Gradient Attention Rollout

The Attention that flows in the transformer passes along information belonging to different classes. Gradient rollout lets us see what locations the network paid attention to, but it tells us nothing about whether it ended up using those locations for the final classification.

We can multiply the attention with the gradient of the target class output, and take the average among the attention heads (while masking out negative attention) to keep only attention that contributes to the target category (or categories).

When fusing the attention heads in every layer, we could just weigh all the attentions (in the current implementation it’s the attention after the softmax, but maybe it makes sense to change that) by the target class gradient, and then take the average among the attention heads

The main code for implementing the Gradient Attention Rollout method is as follows:

with torch.no_grad():
        for attention, grad in zip(attentions, gradients):                
            if counter == 0:
                counter += 1
                continue
        
            weights = grad            
            attention_heads_fused = (attention*weights).mean(axis=2)
            attention_heads_fused[attention_heads_fused < 0] = 0

            pdb.set_trace()
            # Drop the lowest attentions, but
            # don't drop the class token
            flat = attention_heads_fused.view(attention_heads_fused.size(0), -1)
            _, indices = flat.topk(int(flat.size(-1)*discard_ratio), -1, False)
            #indices = indices[indices != 0]
            flat[0, indices] = 0

            I = torch.eye(attention_heads_fused.size(0))
            a1 = (attention_heads_fused + 1.0*I)/2
            a1 = a1 / a1.sum(dim=-1)
            #pdb.set_trace()
            result = torch.matmul(a1, result)

Visual Results

TODO

So far we have presented two simple methods for explainable ViT based on attention maps and the gradient.
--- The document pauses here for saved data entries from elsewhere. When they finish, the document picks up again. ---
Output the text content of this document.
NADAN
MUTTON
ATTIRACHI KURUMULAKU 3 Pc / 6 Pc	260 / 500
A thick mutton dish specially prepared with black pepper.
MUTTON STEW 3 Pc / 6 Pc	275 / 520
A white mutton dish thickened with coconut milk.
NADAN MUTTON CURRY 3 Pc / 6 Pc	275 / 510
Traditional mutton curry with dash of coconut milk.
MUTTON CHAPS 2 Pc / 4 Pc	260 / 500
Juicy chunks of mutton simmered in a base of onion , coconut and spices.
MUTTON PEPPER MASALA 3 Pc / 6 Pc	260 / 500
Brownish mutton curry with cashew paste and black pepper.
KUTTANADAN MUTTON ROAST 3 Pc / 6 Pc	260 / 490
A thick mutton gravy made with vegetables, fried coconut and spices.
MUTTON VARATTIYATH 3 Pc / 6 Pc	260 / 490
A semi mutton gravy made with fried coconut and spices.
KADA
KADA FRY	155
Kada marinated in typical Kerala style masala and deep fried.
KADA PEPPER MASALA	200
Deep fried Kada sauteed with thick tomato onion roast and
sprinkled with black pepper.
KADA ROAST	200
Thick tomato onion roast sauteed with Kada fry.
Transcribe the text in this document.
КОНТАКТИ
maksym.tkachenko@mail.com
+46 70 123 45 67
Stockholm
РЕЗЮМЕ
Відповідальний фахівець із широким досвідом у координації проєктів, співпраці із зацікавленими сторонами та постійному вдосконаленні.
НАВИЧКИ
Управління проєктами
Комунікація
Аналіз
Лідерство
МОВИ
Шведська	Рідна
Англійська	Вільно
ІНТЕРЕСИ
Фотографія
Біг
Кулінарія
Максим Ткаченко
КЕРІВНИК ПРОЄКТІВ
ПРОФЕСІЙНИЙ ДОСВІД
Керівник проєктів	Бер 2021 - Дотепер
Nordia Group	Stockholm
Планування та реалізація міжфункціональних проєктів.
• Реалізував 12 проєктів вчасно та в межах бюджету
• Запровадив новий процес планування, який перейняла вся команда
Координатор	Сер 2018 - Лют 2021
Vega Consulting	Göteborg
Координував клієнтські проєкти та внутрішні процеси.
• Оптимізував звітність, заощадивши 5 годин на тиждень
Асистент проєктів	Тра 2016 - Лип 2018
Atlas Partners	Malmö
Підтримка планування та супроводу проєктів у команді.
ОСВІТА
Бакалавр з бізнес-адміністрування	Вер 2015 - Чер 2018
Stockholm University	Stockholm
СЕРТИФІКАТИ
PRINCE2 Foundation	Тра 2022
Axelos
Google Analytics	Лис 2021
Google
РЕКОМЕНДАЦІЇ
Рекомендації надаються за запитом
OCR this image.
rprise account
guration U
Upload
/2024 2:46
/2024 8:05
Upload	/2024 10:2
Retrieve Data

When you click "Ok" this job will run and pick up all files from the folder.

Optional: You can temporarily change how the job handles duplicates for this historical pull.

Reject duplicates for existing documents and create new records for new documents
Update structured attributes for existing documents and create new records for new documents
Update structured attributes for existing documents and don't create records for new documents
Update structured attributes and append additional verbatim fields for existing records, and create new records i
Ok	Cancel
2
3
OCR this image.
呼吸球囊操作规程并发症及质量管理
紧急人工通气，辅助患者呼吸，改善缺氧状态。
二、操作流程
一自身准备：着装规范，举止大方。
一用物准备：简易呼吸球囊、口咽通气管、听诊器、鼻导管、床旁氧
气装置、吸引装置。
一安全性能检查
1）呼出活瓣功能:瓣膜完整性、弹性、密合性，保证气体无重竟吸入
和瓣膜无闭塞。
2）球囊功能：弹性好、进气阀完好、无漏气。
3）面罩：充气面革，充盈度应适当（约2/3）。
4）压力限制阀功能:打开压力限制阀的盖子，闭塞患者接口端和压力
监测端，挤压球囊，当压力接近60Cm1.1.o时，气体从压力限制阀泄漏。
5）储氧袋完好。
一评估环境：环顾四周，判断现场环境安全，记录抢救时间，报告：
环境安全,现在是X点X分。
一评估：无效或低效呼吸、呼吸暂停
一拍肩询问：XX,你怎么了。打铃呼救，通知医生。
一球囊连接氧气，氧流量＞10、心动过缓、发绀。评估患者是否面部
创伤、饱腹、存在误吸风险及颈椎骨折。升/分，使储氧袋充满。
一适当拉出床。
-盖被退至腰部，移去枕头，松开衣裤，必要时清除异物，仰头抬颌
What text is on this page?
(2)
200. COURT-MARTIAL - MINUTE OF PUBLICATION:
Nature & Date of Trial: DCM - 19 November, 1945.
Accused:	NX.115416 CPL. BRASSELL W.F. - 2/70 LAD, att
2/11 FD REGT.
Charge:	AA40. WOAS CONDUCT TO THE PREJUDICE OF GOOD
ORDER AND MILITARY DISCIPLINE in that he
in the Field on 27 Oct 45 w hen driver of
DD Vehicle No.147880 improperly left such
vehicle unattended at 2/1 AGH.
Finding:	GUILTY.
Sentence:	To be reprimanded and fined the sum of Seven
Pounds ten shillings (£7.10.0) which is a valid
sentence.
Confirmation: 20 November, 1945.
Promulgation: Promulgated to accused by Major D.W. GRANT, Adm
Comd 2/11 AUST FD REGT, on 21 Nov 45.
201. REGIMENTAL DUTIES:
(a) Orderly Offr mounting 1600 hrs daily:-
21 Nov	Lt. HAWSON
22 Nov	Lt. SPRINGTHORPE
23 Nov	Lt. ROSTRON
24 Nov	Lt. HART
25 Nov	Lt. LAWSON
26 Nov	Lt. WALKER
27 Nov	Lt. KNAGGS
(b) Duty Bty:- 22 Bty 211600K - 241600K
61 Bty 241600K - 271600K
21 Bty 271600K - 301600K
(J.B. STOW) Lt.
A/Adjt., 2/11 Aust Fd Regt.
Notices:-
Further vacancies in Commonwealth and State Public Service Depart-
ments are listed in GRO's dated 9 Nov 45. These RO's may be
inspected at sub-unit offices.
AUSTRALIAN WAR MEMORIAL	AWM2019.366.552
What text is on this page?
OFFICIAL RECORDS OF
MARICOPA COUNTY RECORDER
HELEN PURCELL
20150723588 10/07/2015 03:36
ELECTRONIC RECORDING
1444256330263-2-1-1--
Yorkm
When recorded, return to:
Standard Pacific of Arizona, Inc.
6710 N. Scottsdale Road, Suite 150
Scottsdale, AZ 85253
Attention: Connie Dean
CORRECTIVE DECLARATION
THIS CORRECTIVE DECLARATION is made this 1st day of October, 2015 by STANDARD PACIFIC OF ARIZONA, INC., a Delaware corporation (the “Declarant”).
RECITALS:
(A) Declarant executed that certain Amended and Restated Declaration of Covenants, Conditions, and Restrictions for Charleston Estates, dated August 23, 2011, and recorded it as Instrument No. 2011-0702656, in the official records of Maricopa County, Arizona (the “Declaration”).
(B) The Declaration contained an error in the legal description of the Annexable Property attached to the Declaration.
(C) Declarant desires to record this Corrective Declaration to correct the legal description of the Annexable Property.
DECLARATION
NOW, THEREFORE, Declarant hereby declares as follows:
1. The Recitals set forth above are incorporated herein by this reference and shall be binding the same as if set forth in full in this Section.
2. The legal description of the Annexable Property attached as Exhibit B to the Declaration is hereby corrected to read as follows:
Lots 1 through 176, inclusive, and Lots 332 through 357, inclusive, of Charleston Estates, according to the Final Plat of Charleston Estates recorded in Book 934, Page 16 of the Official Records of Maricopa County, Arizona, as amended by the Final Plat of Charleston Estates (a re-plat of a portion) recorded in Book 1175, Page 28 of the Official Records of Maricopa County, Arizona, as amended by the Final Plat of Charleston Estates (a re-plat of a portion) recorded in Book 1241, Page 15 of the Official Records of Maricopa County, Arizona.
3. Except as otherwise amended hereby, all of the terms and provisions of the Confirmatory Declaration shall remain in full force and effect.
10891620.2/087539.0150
We have tested these methods using single images for visualization purposes from the 🐶🐱 dataset. However, we haven’t yet introduced any quantified way to measure the performance of these methodologies. As a simple TODO you will need to come up with ways to measure the performance of these two methodologies. You will need to find a ground truth and compare both methodologies.

Test also the gradCAM approach for ViT models and compare the results with the previous methods quantitatively and quantitatively.

Conclusions

In this tutorial, we have analyzed the ViT model and how it works. We have developed a simple ViT classifier for the 🐶🐱 dataset and trained the model. We have also analyzed two approaches for explaining the behavior of the ViT model. The first approach called Attention Rollout is based on the Attention Maps and a way to summarize the content of the attention maps to understand the behavior of the model. The second approach is called Gradient Attention Rollout and is based on the Gradient-based methods and a way to visualize the gradient influence over the attention maps which helps as well to understand the behavior of the model. We conclude with a simple TODO exercise that will help you understand the behavior of the ViT model and the interpretability methods.

References

[1] A. Vaswani, N. Shazeer, N. Parmar, J. Uszkoreit, L. Jones, A. Gomez, {. Kaiser, and I. Polosukhin. Advances in Neural Information Processing Systems, page 5998–6008. (2017).

[2] A. Dosovitskiy, L. Beyer, A. Kolesnikov, D. Weissenborn, X. Zhai, T. Unterthiner, M. Dehghani, M. Minderer, G. Heigold, S. Gelly, J. Uszkoreit, N, Houlsby, An Image is Worth 16x16 Words: Transformers for Image Recognition at Scale, International Conference on Learning Representations (2021).

[3] S. Abnar, W. Zuidema, Quantifying Attention Flow in Transformers, Proceedings of the 58th Annual Meeting of the Association for Computational Linguistics, 2020.

[4] H. Chefer, S. Gur, L. Wolf, Transformer Interpretability Beyond Attention Visualization, CVPR, 2021.